A medida busca recolocar construtoras brasileiras em projetos de infraestrutura no exterior, após anos de retração. Esses contratos seguem um modelo em que o BNDES financia serviços de empresas brasileiras, mas o pagamento é responsabilidade do país contratante. Em caso de inadimplência, o banco aciona o Fundo de Garantia à Exportação, lastreado pelo Tesouro.

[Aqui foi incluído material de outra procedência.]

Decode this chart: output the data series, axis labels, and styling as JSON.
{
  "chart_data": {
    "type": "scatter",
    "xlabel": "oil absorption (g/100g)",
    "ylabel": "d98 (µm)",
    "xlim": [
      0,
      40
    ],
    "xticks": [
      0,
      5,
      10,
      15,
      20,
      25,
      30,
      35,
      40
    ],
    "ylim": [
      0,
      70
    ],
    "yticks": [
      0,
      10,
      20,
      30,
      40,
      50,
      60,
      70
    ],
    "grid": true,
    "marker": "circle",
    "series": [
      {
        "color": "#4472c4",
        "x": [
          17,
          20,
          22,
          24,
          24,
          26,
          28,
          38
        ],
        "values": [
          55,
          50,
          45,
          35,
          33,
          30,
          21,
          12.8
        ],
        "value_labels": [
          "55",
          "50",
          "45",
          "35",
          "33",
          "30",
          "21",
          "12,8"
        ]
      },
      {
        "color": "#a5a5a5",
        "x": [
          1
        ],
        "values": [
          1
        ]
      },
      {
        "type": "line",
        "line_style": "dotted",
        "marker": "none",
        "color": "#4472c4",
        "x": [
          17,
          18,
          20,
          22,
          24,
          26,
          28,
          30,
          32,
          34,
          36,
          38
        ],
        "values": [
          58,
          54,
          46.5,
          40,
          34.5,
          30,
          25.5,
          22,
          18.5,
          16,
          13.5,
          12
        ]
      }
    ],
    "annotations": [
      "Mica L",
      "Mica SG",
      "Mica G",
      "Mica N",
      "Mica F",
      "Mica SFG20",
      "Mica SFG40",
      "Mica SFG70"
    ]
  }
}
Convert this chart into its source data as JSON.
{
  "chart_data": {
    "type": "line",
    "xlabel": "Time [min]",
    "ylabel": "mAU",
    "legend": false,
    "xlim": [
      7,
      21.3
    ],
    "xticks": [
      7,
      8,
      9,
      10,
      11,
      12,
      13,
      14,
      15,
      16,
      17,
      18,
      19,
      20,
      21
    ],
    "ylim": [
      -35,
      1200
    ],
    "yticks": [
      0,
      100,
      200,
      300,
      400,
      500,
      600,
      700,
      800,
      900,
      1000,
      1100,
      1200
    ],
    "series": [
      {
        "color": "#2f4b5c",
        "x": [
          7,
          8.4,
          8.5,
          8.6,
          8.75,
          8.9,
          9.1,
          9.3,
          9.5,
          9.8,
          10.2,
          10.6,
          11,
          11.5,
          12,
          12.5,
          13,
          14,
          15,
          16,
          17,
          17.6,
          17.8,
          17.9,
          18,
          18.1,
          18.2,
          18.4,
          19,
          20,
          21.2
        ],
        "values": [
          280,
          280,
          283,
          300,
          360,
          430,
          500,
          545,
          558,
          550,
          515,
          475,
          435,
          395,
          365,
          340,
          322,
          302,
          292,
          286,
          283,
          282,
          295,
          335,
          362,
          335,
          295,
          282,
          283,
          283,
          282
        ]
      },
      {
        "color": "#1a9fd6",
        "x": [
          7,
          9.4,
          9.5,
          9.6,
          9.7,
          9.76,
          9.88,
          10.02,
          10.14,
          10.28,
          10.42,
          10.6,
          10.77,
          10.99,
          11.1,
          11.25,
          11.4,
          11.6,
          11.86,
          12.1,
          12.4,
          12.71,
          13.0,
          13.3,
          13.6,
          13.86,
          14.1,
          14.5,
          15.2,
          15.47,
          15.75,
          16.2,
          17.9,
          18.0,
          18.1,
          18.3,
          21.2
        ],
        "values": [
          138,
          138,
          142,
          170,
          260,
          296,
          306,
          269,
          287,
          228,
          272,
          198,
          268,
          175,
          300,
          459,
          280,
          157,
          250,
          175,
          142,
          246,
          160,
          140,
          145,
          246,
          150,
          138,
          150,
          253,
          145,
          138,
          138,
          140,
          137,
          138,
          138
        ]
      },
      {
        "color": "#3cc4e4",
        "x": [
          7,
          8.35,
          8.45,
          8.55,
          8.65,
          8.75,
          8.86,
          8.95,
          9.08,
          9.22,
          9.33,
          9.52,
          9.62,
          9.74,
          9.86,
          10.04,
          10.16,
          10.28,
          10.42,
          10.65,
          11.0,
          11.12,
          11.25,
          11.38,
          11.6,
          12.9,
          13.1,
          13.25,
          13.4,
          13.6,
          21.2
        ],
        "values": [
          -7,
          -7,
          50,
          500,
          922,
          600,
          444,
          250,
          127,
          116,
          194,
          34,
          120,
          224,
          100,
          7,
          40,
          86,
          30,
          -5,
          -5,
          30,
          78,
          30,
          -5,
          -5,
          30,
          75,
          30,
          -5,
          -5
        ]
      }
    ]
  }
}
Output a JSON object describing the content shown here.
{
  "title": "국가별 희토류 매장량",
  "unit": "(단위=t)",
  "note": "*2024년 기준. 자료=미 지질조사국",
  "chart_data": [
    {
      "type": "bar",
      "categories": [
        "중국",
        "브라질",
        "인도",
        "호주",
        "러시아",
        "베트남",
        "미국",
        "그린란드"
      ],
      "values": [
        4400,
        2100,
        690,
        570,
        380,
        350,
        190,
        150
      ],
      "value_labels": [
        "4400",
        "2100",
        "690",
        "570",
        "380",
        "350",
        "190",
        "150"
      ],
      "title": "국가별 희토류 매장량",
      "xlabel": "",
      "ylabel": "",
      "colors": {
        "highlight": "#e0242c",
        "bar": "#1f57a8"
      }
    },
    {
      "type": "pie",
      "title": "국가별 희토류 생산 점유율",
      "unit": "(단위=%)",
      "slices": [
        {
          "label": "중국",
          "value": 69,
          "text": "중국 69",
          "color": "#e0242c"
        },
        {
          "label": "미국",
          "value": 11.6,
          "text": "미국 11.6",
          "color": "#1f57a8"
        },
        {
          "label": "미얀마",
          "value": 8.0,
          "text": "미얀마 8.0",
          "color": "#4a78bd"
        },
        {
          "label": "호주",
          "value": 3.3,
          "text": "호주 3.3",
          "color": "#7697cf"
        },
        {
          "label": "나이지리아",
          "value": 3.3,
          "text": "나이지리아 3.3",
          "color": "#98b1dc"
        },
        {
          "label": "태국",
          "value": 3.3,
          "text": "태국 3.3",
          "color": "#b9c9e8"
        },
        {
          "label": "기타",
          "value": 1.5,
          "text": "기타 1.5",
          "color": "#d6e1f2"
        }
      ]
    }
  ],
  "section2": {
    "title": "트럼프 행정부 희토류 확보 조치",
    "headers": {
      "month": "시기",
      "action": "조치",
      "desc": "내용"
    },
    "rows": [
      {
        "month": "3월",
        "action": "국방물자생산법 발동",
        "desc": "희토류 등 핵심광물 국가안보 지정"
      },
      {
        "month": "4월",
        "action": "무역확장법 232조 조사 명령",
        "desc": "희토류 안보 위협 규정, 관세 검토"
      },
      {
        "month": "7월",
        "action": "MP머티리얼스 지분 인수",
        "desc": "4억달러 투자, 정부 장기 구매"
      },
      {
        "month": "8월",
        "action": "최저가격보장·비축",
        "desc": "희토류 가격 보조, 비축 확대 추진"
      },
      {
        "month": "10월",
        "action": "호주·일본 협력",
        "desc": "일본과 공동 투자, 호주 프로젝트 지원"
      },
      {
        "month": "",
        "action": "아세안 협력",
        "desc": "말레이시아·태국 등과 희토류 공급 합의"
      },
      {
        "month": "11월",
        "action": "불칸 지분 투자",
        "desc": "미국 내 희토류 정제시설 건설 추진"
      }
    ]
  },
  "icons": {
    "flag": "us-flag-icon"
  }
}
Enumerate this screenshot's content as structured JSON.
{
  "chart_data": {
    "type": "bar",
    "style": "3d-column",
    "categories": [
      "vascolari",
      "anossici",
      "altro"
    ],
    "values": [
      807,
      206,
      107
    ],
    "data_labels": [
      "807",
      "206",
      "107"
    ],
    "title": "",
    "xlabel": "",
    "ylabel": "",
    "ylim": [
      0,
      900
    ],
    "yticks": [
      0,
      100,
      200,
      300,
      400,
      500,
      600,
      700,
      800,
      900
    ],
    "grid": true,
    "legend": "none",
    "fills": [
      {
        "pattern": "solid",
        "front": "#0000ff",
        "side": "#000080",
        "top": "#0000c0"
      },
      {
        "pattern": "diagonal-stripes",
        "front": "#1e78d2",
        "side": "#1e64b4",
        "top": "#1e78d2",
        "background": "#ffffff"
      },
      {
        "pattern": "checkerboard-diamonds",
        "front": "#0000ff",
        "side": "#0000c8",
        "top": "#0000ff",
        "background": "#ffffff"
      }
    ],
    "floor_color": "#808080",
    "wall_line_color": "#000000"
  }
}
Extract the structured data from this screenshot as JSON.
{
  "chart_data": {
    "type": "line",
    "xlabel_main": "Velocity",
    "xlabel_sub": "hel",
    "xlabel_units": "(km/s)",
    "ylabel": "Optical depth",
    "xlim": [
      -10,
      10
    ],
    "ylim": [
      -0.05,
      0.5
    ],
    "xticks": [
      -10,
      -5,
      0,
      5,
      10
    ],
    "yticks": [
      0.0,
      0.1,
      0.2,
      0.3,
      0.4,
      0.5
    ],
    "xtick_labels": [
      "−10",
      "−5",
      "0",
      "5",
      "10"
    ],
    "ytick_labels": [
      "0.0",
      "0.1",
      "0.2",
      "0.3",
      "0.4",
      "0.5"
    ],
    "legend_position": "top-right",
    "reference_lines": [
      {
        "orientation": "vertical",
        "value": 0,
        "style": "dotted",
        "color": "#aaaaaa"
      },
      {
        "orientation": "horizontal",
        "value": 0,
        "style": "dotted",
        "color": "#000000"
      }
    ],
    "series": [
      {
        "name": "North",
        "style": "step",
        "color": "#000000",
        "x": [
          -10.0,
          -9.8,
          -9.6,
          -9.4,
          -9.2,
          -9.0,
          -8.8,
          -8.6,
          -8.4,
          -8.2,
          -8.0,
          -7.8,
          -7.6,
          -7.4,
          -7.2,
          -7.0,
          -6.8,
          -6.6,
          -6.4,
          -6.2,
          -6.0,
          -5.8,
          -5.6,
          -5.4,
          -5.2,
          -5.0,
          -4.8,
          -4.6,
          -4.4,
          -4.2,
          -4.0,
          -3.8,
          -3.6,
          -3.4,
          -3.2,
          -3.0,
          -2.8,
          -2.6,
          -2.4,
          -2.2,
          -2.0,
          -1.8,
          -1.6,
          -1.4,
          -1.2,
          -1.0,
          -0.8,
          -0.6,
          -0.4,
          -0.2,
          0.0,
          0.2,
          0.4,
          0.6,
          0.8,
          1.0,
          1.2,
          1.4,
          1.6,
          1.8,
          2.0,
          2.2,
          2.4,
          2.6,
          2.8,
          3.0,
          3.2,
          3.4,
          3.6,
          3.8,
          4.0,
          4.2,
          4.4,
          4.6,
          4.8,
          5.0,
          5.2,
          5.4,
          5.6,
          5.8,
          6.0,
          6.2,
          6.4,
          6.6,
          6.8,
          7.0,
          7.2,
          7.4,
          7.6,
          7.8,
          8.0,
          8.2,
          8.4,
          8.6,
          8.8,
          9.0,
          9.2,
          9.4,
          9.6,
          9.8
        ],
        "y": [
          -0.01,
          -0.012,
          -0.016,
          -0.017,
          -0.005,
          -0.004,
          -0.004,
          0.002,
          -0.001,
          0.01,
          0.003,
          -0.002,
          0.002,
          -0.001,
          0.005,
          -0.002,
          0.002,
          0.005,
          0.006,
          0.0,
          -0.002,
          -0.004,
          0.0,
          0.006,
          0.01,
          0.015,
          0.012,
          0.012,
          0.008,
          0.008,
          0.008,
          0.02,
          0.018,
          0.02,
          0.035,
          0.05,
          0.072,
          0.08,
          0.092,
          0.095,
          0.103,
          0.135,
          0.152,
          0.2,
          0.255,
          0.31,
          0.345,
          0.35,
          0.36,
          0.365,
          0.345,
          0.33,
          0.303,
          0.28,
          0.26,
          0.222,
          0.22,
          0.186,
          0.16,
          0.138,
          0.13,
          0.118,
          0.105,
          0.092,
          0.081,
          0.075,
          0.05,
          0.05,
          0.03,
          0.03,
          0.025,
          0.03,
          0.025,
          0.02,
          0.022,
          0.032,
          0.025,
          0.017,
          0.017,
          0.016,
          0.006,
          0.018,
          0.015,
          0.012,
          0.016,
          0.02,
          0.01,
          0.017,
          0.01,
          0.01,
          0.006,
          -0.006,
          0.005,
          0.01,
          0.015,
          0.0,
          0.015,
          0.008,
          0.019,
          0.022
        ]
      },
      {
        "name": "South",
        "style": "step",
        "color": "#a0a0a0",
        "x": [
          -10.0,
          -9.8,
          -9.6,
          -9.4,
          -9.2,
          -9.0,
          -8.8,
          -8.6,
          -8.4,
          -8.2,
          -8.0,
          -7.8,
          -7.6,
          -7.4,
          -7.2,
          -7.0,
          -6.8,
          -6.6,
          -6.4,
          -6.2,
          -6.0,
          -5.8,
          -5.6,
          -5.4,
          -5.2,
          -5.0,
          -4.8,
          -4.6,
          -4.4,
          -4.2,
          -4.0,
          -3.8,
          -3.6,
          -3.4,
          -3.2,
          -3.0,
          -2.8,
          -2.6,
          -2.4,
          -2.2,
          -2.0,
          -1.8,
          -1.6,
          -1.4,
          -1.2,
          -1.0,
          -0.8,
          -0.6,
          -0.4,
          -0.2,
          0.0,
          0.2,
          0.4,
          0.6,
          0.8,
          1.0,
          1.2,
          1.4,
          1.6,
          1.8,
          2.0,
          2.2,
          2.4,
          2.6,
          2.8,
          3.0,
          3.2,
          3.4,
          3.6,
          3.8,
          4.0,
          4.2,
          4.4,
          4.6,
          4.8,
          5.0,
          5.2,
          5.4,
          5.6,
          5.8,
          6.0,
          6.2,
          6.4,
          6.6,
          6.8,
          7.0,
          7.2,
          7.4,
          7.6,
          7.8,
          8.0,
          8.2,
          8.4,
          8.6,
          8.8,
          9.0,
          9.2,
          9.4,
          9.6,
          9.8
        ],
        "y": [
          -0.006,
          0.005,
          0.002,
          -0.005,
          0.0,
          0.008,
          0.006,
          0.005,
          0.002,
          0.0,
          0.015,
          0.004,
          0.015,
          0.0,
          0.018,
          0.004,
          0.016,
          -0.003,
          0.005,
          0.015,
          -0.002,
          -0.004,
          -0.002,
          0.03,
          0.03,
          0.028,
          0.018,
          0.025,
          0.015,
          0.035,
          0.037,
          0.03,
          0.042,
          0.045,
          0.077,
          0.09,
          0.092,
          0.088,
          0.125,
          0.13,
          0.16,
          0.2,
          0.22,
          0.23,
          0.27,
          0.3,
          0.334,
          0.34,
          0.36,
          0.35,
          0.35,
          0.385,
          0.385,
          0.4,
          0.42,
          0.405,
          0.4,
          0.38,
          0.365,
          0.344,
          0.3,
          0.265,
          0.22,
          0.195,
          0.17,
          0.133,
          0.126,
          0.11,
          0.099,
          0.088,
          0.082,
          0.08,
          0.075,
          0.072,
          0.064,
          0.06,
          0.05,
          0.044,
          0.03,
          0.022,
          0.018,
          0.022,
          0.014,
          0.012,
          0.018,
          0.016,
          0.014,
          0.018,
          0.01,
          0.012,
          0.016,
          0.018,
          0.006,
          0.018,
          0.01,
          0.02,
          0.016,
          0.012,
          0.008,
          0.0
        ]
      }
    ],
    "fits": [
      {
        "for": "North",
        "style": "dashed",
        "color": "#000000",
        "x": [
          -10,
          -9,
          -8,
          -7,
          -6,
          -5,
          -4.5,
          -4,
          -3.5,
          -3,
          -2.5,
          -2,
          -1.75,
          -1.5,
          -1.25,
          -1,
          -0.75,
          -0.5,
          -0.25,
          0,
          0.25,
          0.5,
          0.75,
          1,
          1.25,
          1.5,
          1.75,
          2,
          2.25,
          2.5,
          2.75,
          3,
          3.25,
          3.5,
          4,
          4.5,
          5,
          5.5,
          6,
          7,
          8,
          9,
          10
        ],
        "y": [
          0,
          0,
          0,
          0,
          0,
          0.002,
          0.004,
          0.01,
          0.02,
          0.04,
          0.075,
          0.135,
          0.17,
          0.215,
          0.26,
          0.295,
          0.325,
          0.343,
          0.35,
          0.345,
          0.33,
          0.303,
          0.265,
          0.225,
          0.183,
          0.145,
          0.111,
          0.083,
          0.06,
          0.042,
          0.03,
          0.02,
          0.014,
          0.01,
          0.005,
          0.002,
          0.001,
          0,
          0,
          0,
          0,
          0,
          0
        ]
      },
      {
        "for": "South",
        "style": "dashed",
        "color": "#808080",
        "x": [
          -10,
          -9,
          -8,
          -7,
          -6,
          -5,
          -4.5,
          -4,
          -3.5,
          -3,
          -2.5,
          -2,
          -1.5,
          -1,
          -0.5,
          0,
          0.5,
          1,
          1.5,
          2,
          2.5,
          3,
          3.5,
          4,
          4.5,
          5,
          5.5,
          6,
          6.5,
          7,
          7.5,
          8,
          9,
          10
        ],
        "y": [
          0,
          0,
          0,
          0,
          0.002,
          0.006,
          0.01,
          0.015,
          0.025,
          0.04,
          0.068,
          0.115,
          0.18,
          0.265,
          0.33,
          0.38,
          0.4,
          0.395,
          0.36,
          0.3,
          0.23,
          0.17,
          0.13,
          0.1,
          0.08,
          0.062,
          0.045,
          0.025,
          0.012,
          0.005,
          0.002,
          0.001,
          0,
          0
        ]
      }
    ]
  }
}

O instrumento foi amplamente utilizado nas décadas anteriores, quando empresas brasileiras chegaram a responder por cerca de 2,5% do mercado global de engenharia. A política foi interrompida após a Operação Lava Jato, que atingiu grandes empreiteiras e levou à suspensão dos financiamentos.
Venezuela e Cuba devem quase R$ 2 bilhões ao BNDES. A Venezuela deve mais de US$ 1,2 bilhão ao Brasil, enquanto Cuba acumula cerca de US$ 676 milhões em atrasos relacionados a obras financiadas pelo banco. Entre os projetos estão os metrôs de Caracas e Los Teques, na Venezuela, além do Porto de Mariel, em Cuba.
O governo disse que continua cobrando os débitos por meio de negociações bilaterais e fóruns internacionais, com incidência de juros sobre os valores em atraso. Não há, contudo, prazo definido para regularização.
A nova legislação introduziu uma proibição a novos empréstimos para países inadimplentes. Apesar das mudanças, o passivo herdado continua pressionando o debate. As dívidas de Cuba e Venezuela seguem sem solução concreta, mesmo anos depois dos primeiros atrasos.